The two genres operate on incompatible emotional frequencies. Comedy releases tension while horror depends on its accumulation, and films that attempt both usually succeed at one at the expense of the other. The rare films that manage both simultaneously tend to do so by leaning into horror conventions so completely that the comedy becomes a form of appreciation rather than deflation.
Sci-Fi Horror
Sci-fi horror locates the threat in technology, space, extraterrestrial contact, or the consequences of scientific ambition. It overlaps heavily with creature feature horror and body horror, but its emotional register is distinct: where monster movies often end with the threat destroyed and order restored, sci-fi horror tends to leave the audience with a sense that the danger isn’t over.
Emerging and Niche Subgenres to Know
Several subgenres have developed or consolidated their identities recently.
- Aforementioned Giallo films, defined by stylised violence, primary colour lighting, and mystery plotting, have seen renewed critical interest and direct influence on contemporary horror aesthetics.
- Survival horror, which strips the narrative down to a single character’s endurance against extreme conditions, has grown into a recognisable form.
- Haunted house films, technically a setting rather than a subgenre, have developed enough conventions to function as one.
Which Type of Horror Is Right for You?
Horror, as a genre, has always been made everywhere. The subgenres map onto different psychological responses — fear of the unknown, fear of the body, fear of the community, fear of one’s own mind — and those responses are not uniform.

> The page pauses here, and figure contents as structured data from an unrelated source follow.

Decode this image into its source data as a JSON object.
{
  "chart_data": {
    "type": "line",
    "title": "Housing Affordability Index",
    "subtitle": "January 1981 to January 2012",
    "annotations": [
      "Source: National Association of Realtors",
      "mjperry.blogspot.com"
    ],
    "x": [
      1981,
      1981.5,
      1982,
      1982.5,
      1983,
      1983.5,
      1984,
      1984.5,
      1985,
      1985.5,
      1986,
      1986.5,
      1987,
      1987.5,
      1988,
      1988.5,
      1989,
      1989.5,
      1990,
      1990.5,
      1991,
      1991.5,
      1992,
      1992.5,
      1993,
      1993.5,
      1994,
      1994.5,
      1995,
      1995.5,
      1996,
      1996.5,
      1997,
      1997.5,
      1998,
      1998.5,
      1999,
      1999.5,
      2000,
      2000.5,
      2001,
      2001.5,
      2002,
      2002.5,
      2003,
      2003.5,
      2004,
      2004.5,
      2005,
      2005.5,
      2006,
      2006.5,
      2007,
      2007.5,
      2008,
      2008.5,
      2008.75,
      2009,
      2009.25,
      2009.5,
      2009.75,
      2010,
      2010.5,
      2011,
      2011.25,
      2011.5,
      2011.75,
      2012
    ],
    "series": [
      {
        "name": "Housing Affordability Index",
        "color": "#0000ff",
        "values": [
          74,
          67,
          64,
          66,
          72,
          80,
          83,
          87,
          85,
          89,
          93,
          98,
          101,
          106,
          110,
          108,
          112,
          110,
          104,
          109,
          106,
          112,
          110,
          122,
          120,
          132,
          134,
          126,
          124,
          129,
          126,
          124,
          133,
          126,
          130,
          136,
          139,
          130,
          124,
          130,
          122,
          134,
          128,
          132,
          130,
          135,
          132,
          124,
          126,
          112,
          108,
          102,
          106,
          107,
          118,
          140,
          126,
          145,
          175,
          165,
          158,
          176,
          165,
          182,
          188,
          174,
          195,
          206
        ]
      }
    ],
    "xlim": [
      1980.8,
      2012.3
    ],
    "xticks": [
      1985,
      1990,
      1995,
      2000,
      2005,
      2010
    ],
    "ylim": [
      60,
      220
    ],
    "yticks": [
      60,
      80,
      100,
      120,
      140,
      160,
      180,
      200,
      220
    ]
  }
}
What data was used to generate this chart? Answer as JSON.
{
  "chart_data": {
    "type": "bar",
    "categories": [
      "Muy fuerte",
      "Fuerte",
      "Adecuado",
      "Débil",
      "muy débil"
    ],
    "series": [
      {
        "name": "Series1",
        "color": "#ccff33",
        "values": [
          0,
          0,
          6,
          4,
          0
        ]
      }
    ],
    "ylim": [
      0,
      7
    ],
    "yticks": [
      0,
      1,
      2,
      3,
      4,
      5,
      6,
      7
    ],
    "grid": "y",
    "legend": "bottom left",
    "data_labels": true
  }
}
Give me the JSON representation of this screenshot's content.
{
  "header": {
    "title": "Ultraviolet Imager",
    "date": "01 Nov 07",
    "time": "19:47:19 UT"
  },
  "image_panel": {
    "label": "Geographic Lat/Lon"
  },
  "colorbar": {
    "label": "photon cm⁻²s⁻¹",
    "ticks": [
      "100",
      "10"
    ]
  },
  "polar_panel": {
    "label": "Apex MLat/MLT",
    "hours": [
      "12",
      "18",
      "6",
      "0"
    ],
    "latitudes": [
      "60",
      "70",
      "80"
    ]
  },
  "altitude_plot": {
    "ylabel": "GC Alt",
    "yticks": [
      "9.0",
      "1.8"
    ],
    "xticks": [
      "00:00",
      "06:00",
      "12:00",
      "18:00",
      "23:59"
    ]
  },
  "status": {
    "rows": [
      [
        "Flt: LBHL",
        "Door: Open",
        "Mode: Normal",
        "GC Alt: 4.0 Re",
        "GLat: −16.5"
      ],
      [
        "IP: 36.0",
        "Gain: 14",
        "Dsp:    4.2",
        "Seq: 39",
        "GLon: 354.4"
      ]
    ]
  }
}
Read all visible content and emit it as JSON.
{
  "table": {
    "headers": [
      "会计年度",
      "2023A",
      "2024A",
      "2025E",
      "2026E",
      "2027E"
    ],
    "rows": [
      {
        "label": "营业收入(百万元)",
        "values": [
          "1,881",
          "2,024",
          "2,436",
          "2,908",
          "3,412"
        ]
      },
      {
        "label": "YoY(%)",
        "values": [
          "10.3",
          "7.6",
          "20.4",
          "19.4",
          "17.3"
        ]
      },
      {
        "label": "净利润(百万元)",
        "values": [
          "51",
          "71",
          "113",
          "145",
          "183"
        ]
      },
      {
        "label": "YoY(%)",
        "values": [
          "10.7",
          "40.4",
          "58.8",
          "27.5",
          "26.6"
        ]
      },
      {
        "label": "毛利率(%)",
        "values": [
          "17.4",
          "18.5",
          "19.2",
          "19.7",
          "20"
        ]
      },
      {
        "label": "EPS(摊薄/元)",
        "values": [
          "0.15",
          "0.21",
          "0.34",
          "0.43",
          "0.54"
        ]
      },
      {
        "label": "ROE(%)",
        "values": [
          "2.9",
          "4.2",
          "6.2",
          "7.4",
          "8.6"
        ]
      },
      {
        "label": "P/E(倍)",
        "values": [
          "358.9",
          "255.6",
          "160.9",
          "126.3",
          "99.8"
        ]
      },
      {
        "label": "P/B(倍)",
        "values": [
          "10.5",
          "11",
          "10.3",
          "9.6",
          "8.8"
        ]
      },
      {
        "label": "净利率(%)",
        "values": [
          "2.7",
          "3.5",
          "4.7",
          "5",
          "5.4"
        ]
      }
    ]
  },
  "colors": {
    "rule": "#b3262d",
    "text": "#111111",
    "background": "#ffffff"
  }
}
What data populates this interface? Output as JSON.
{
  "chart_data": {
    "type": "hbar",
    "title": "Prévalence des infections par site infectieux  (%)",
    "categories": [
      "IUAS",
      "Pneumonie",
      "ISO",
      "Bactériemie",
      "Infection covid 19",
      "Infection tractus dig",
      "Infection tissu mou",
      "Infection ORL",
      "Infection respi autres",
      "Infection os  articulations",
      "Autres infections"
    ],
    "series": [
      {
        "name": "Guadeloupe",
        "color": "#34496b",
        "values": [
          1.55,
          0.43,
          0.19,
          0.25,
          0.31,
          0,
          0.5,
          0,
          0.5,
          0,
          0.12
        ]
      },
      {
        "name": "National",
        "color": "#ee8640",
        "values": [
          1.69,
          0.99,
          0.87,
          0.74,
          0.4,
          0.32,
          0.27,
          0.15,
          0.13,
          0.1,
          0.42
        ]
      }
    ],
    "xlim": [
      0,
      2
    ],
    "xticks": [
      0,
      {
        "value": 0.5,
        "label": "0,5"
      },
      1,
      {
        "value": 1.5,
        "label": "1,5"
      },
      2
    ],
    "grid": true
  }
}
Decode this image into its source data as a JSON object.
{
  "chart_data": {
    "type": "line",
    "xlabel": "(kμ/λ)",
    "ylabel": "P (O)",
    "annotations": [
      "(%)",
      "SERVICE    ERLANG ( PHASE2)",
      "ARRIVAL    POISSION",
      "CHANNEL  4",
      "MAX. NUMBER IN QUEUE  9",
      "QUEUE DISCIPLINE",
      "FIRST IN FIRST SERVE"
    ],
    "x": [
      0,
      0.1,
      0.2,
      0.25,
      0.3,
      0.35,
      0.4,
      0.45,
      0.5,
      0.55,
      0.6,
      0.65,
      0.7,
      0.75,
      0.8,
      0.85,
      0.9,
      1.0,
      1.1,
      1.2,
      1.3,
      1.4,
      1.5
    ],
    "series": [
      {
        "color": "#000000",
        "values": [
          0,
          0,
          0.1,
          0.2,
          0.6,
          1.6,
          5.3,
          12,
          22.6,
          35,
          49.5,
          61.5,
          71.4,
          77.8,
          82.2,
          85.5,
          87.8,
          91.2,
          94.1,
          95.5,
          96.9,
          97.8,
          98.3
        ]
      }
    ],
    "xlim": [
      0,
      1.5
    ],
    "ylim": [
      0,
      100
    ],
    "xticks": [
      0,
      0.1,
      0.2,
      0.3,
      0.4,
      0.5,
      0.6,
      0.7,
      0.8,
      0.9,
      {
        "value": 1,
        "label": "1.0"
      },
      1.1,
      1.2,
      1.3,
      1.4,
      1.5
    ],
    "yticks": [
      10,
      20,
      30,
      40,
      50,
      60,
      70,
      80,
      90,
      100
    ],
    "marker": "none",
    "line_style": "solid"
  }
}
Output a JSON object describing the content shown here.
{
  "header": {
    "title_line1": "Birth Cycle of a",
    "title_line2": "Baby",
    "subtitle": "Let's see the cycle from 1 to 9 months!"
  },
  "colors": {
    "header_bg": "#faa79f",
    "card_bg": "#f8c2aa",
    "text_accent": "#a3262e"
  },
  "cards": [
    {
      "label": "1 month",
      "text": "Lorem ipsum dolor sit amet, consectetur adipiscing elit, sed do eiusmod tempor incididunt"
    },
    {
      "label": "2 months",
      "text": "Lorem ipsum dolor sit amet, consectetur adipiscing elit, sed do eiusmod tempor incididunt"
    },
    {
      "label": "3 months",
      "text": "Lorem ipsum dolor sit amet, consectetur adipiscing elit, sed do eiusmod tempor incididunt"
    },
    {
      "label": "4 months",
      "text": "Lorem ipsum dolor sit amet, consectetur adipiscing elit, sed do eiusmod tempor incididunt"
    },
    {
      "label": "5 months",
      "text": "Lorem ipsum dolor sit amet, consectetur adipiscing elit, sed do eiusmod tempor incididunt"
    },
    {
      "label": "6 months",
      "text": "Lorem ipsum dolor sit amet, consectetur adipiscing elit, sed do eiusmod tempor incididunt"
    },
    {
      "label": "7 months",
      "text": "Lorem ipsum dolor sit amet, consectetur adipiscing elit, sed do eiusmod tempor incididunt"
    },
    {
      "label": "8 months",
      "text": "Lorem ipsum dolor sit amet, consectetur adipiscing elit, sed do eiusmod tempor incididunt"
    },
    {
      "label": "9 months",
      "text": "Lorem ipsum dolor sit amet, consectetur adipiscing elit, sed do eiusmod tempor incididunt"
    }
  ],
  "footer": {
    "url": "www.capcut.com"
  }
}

The psychology behind different film genres offers useful context for why this mode of filmmaking produces such a distinct viewer response. You can find out what your favorite movie genre says about you.
For audiences looking to meet various horror conventions, including international horror with its own distinct regional conventions, platforms like UVOtv offer access to global cinema that rarely gets visibility in mainstream distribution. For anyone trying to figure out what kind of horror to watch, start with the horror movies library on UVOtv.
FAQ
What is the most popular type of horror movie?
Supernatural horror and slasher films have historically been the highest-grossing subgenres at the global box office, though psychological horror has gained significant commercial ground since the mid-2010s.
What’s the difference between supernatural and paranormal horror?
The terms are often used interchangeably, but supernatural horror is the broader category. It includes any force operating outside natural law. Paranormal horror typically refers more specifically to ghost, haunt, and spirit-based narratives, often with an investigative or documentary framing.
What is elevated horror?
Elevated horror is an informal label for horror films that prioritise atmosphere, thematic complexity, and arthouse aesthetics over conventional genre mechanics. The term is contested; many critics argue it implies that standard genre horror lacks artistic merit, which is historically inaccurate.
Can a horror movie belong to multiple subgenres?
Yes — and most notable horror films do, since subgenres describe tendencies and emphases. A ghost story set in a crumbling ancestral home might be simultaneously supernatural, Gothic, and psychological.